If the prediction is correct, the pipeline keeps flowing. The speculatively executed instructions are committed and everything is fast.
If the prediction is wrong, the CPU has to flush the pipeline, throw away all the speculative work, and restart from the correct branch target. This costs 10-20 cycles on modern processors.
// Predictable branch: the predictor learns the pattern quickly
for (int i = 0; i < n; i++) {
if (data[i] < 128) { // same direction for long runs
sum += data[i];
}
}
// Unpredictable branch: 50/50 coin flip every iteration
for (int i = 0; i < n; i++) {
if (random_data[i] < 128) { // no pattern to learn
sum += random_data[i];
}
}The sorted array phenomenon
This is the most famous branch prediction demo. Take an array of random integers from 0-255 and sum all values less than 128:
fn sum_below_threshold(data: &[i32], threshold: i32) -> i64 {
let mut sum: i64 = 0;
for &val in data {
if val < threshold {
sum += val as i64;
}
}
sum
}Run this on a sorted array and an unsorted array. The data and number of additions are the same. The sorted version often runs 3-5x faster.
In the sorted array, the branch goes one direction for the first half, where values are below 128, then switches direction for the second half. The predictor sees long runs and gets the branch right almost every time.
In the unsorted array, the branch is essentially random. The predictor gets it wrong roughly 50% of the time, and each misprediction costs 10-20 cycles.
| Scenario | Misprediction rate | Relative time |
|---|---|---|
| Sorted ascending | ~0.1% | 1x |
| Sorted descending | ~0.1% | 1x |
| Random order | ~50% | 3-5x |
| All same value | ~0% | 0.9x |
Going branchless
When sorting is impractical, you can often eliminate the branch entirely. A branchless expression leaves nothing for the predictor to guess.
// Branching version
if (x < threshold) {
sum += x;
}
// Branchless version
sum += x * (x < threshold);
// Even better with cmov
sum += x & -(x < threshold);The compiler will often generate these branchless versions automatically at higher optimization levels (-O2, -O3). You can check the assembly output to verify.

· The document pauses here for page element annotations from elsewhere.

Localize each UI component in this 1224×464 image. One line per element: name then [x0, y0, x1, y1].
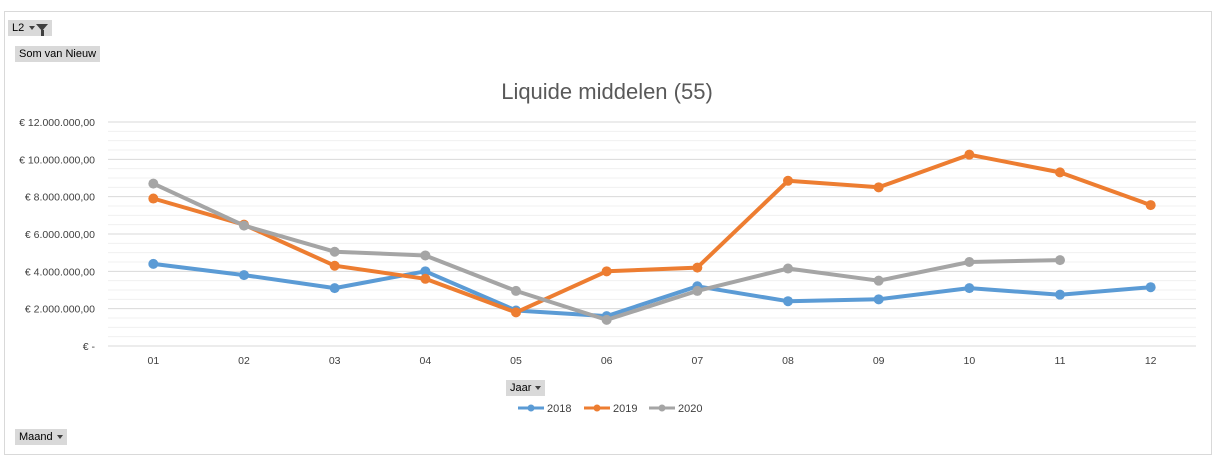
dropdown-arrow-icon [29, 26, 36, 31]
data-point-2020 [1055, 255, 1065, 266]
series-line-2018 [151, 261, 1153, 319]
x-tick-label: 03 [329, 355, 341, 367]
value-field-button[interactable]: Som van Nieuw [15, 46, 101, 62]
data-point-2018 [1055, 289, 1065, 300]
x-tick-label: 09 [873, 355, 885, 367]
y-tick-label: € 4.000.000,00 [25, 266, 95, 278]
legend-label-2020: 2020 [678, 403, 702, 415]
axis-field-label: Maand [19, 431, 53, 443]
x-tick-label: 07 [691, 355, 703, 367]
data-point-2019 [601, 266, 612, 277]
axis-field-button-maand[interactable]: Maand [15, 429, 67, 445]
chart-frame [4, 11, 1212, 455]
data-point-2018 [1145, 282, 1156, 293]
x-tick-label: 08 [782, 355, 794, 367]
series-lines [148, 149, 1156, 325]
data-point-2019 [420, 273, 431, 284]
legend-field-label: Jaar [510, 382, 532, 394]
legend-marker-2020 [658, 404, 666, 412]
y-axis-ticks: € - € 2.000.000,00 € 4.000.000,00 € 6.000.0… [19, 117, 95, 353]
x-tick-label: 02 [238, 355, 250, 367]
x-axis-ticks: 01 02 03 04 05 06 07 08 09 10 11 12 [147, 355, 1156, 367]
data-point-2018 [148, 258, 159, 269]
data-point-2019 [511, 307, 521, 318]
data-point-2020 [511, 285, 521, 296]
data-point-2018 [239, 270, 249, 281]
x-tick-label: 01 [147, 355, 159, 367]
data-point-2019 [692, 262, 703, 273]
data-point-2020 [783, 263, 793, 274]
filter-funnel-icon [36, 23, 49, 36]
data-point-2018 [420, 266, 431, 277]
data-point-2019 [873, 182, 884, 193]
data-point-2019 [329, 260, 340, 271]
y-tick-label: € 12.000.000,00 [19, 117, 95, 129]
data-point-2020 [148, 178, 159, 189]
y-tick-label: € - [83, 341, 96, 353]
x-tick-label: 12 [1145, 355, 1157, 367]
filter-button-l2[interactable]: L2 [8, 20, 53, 36]
data-point-2020 [964, 257, 975, 267]
data-point-2020 [239, 220, 249, 231]
legend-field-button-jaar[interactable]: Jaar [506, 380, 546, 396]
legend-label-2019: 2019 [613, 403, 637, 415]
data-point-2019 [783, 175, 793, 186]
x-tick-label: 05 [510, 355, 522, 367]
dropdown-arrow-icon [535, 386, 542, 391]
data-point-2020 [601, 314, 612, 325]
legend-marker-2019 [593, 404, 601, 412]
y-tick-label: € 6.000.000,00 [25, 229, 95, 241]
data-point-2018 [783, 296, 793, 307]
dropdown-arrow-icon [56, 435, 63, 440]
y-tick-label: € 8.000.000,00 [25, 192, 95, 204]
legend-label-2018: 2018 [547, 403, 571, 415]
data-point-2019 [148, 193, 159, 204]
data-point-2019 [1145, 200, 1156, 211]
series-line-2019 [151, 152, 1153, 315]
data-point-2019 [964, 149, 975, 160]
data-point-2018 [329, 283, 340, 294]
data-point-2020 [329, 246, 340, 257]
data-point-2020 [873, 275, 884, 286]
legend-marker-2018 [527, 404, 535, 412]
x-tick-label: 10 [963, 355, 975, 367]
legend: 2018 2019 2020 [518, 403, 702, 415]
x-tick-label: 11 [1055, 355, 1066, 367]
y-tick-label: € 2.000.000,00 [25, 304, 95, 316]
data-point-2020 [420, 250, 431, 261]
value-field-label: Som van Nieuw [19, 48, 97, 60]
x-tick-label: 04 [419, 355, 431, 367]
y-tick-label: € 10.000.000,00 [19, 154, 95, 166]
data-point-2018 [964, 283, 975, 294]
data-point-2018 [873, 294, 884, 305]
chart-title: Liquide middelen (55) [501, 79, 713, 104]
filter-label: L2 [12, 22, 25, 34]
data-point-2019 [1055, 167, 1065, 178]
x-tick-label: 06 [601, 355, 613, 367]
data-point-2020 [692, 285, 703, 296]
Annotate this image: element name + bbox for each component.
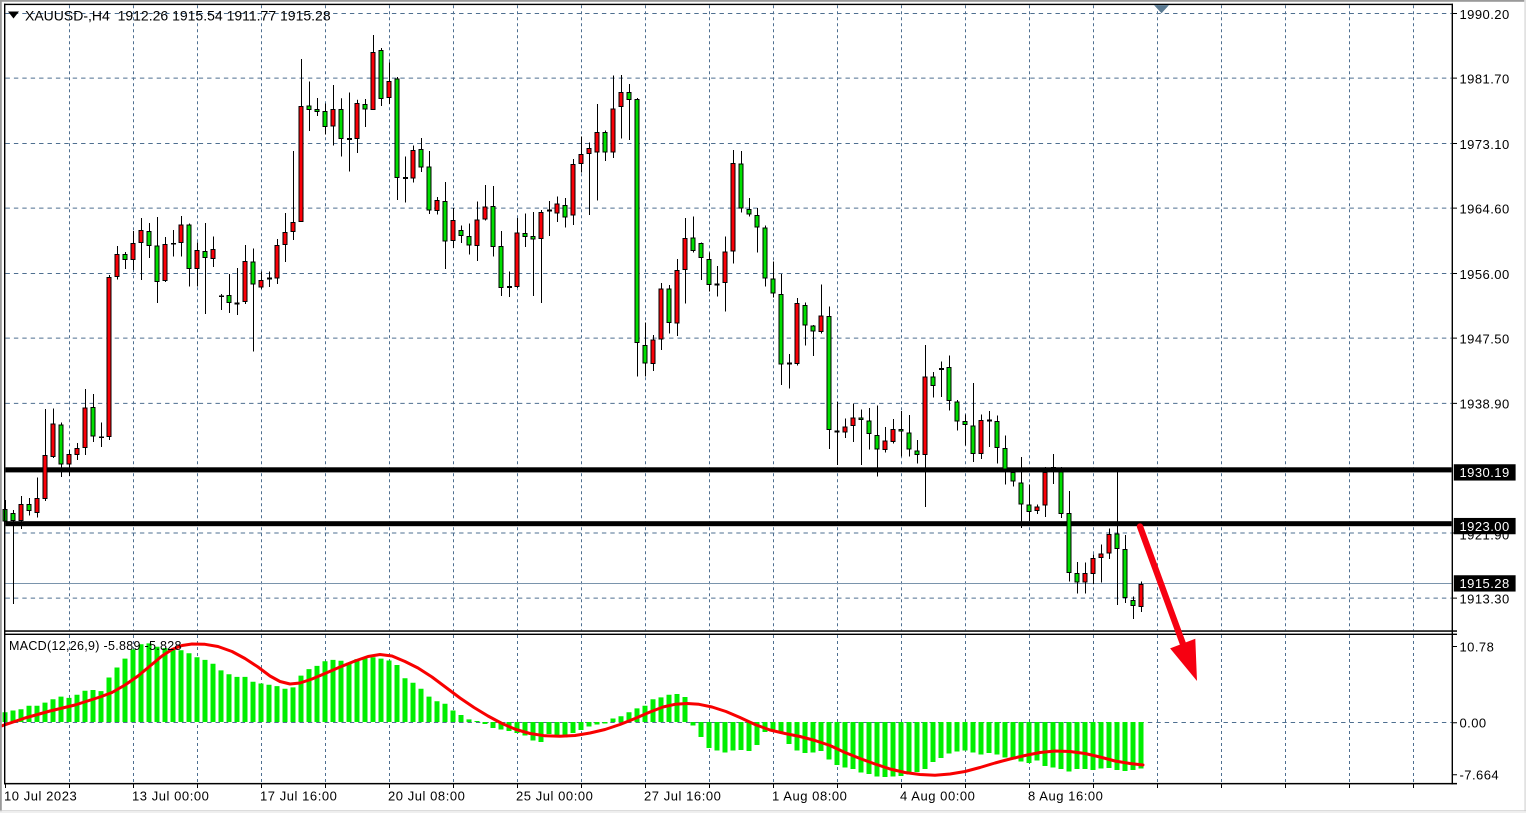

In Rust, the iterator approach often compiles to branchless code:
let sum: i64 = data.iter()
.filter(|&&x| x < threshold)
.map(|&x| x as i64)
.sum();Practical implications
Sorting before processing is sometimes worth it even if the sort itself costs O(n log n). If you're going to make many passes over the data with branches, the improved prediction accuracy can make the total time lower.
Loop unswitching: if a condition is invariant inside a loop, move the branch outside:
// Branch evaluated n times
for item in items {
if config.use_fast_path {
fast_process(item);
} else {
slow_process(item);
}
}
// Branch evaluated once
if config.use_fast_path {
for item in items { fast_process(item); }
} else {
for item in items { slow_process(item); }
}Avoid data-dependent branches in hot loops. If you're processing millions of elements per frame and the branch outcome depends on the data, consider a branchless alternative or restructuring to sort/partition the data first.